Commercial Litigation and Arbitration

Securities: Judicial Notice (JN) of Wayback Machine OK — Defs. Can’t Use JN to Insert Own Version of Events to Defeat Well-Pled Claims — JN of Transcripts for Acts, Not Substance, & of 10b5-1 Plan Only for Fact Sales Made Pursuant Thereto

In re Facebook, Inc. Secs. Litig., 2019 U.S. Dist. LEXIS 166027 (N.D. Cal. Sept. 25, 2019):

This lawsuit stems from the revelation that Cambridge Analytica acquired the private Facebook data of millions of users and that, upon learning of this leak, Facebook allegedly attempted to suppress evidence of the breach contrary to its stated privacy policy.

Plaintiffs are persons who purchased shares of Facebook common stock between February 3, 2017 and July 25, 2018 (the "Class Period"), who believe that Mark Zuckerberg, Sheryl K. Sandberg, and David M. Wehner, collectively Defendants, made materially false and misleading statements and omissions in connection with the purchase and sale of Facebook stock. See Consolidated Complaint ("Compl.") ¶ 1, Dkt. 86. They allege that Defendants violated Section 10(b), 20(a), and 20A of the Securities Exchange Act of 1934 (the "Exchange Act") and Rule 10b-5 promulgated thereunder because Defendants made guarantees that the Cambridge Analytica, and related data-privacy scandals, would not impact Facebook stock while knowing this to be false. Specifically, Plaintiffs focus on Defendants' statements and omissions "concerning Facebook's privacy and data protection practices" and their impact on Facebook's [*5]  stock price during two time periods: March and July 2018.

Defendants have filed a motion to dismiss the lawsuit arguing that Plaintiffs have not, and cannot, meet Rule 9(b)'s heightened pleading requirements for securities fraud and instead allege "an overarching hindsight theory." Motion to Dismiss ("Mot.") at 2, Dkt. 93. Defendants make four main arguments all centered around Plaintiffs' inability to meet the elements of securities fraud. First, Defendants argue Plaintiffs have not pled an actionable misstatement or omission because they have not identified any false statements. Defendants argue the 36 "actionable" statements or omissions Plaintiffs raise are, in fact, neither actionable nor fraudulent because Plaintiffs make no attempt to plead that Defendants lied or mislead investors. As explained infra Section III.C.1.a., as to all the allegations, only Statement 22 is actionable.

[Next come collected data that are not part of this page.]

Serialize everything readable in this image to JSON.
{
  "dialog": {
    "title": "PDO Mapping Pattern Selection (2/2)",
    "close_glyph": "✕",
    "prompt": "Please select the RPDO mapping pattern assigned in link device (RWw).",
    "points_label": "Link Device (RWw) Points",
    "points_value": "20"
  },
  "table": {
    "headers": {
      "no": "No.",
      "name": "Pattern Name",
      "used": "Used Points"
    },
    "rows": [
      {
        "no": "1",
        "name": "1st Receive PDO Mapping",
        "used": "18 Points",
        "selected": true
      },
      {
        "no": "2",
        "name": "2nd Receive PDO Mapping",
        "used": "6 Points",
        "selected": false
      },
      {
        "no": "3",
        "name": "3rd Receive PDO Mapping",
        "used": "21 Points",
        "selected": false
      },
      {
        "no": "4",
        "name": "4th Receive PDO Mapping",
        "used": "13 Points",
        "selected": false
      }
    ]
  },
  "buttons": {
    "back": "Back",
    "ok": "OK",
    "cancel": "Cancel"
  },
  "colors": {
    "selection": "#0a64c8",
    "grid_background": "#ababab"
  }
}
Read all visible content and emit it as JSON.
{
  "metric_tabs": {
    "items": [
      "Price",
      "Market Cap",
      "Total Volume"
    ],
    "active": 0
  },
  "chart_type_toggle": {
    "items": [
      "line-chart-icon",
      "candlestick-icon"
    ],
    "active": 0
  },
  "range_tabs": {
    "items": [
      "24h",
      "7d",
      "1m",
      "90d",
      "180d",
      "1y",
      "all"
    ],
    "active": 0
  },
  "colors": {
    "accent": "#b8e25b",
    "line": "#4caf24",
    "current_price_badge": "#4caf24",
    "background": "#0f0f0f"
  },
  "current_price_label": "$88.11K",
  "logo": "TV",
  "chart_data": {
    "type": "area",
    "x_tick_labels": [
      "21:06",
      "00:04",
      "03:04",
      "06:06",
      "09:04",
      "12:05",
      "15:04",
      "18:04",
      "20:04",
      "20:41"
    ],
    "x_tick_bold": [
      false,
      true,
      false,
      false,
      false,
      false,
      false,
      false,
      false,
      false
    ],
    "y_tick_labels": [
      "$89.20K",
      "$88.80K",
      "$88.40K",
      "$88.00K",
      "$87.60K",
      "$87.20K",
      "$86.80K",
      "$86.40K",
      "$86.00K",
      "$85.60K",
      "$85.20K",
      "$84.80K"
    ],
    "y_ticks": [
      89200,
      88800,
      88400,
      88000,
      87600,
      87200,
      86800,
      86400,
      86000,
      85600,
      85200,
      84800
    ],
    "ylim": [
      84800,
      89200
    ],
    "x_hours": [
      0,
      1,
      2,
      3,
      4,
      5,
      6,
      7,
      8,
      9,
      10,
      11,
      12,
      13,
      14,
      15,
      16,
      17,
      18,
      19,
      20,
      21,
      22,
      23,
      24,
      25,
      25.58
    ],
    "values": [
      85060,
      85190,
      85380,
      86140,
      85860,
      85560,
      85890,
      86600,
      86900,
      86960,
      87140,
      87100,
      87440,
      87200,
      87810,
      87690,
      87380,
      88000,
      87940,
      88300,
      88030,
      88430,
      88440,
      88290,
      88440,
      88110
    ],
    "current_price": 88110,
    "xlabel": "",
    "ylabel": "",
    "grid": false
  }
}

Second, Defendants argue Plaintiffs have not pled a strong inference of scienter because Plaintiffs do not (1) relate the alleged misstatements to any conduct establishing scienter or (2) show facts that the Defendants knew the challenged statements were false. Further, Defendants contend that Plaintiffs offer [*6]  only conclusions without alleging any specific facts to support these conclusions. As explained infra Section III.C.2. the one actionable Statement, Statement 22 lacks scienter because Plaintiffs do not allege with sufficient particularity that Defendant Sandberg made the statement knowing it was false.

Third, Defendants contend that Plaintiffs fail to plead loss causation since Defendants had already warned investors of a potential stock decline and cannot trace any corrective disclosure to the stock price's drop. Finally, Defendants argue that Plaintiffs cannot show reliance based on a "fraud-on-the market" theory because the Cambridge Analytica scandal was already known a year before the start of the putative class action and so the market already reacted to the data breach. The Court does not reach these arguments because it GRANTS the Motion to Dismiss on alternative grounds.

Accordingly, the Plaintiffs do not adequately plead a securities fraud violation. Here, it is Plaintiffs' burden to point to plausible and particular facts tending to show fraudulent behavior by Defendants. Without such a showing, Plaintiffs cannot survive the higher evidentiary pleading standard enumerated [*7]  in Rule 9 of the Federal Rules of Civil Procedure. See Fed. R. Civ. Pro. 9(b). Thus, for the reasons below, Defendants' Motion to Dismiss is GRANTED.

I. BACKGROUND

A. Factual Background1

Facebook was founded by Mark Zuckerberg who is now the Chief Executive Officer ("CEO") of the company. Compl. ¶ 28. Sheryl Sandberg is the Chief Organization Officer ("COO") and David Wehner is the Chief Financial Officer ("CFO") of Facebook. Id. ¶¶ 30-31. Facebook is a social-media networking website that allows users to create profiles and share information about themselves to their "community." Id. ¶ 37. The platform also enables third-party developers' applications or websites ("apps") to access users' information. Id. ¶¶ 45-46. Importantly before 2015, a user could consent to an app developer gaining access to their personal data and the personal data of his or her friends (referred to herein as "third-party consent"). Id. ¶ 46.

1. Relevant Agreements

Facebook-User Agreements. The use and sharing of data on Facebook are governed by an agreement between Facebook and users, including Facebook's Data Policy (also referred to as the "Data Use Policy" and the "Privacy Policy"), Ex. 24 &35, and the Terms of Service (formerly "Statement of Rights and Responsibilities"), [*8]  Compl. ¶ 4, 60, 200, 232. These agreements explain how users can control the use of their data. Id. ¶ 301(b).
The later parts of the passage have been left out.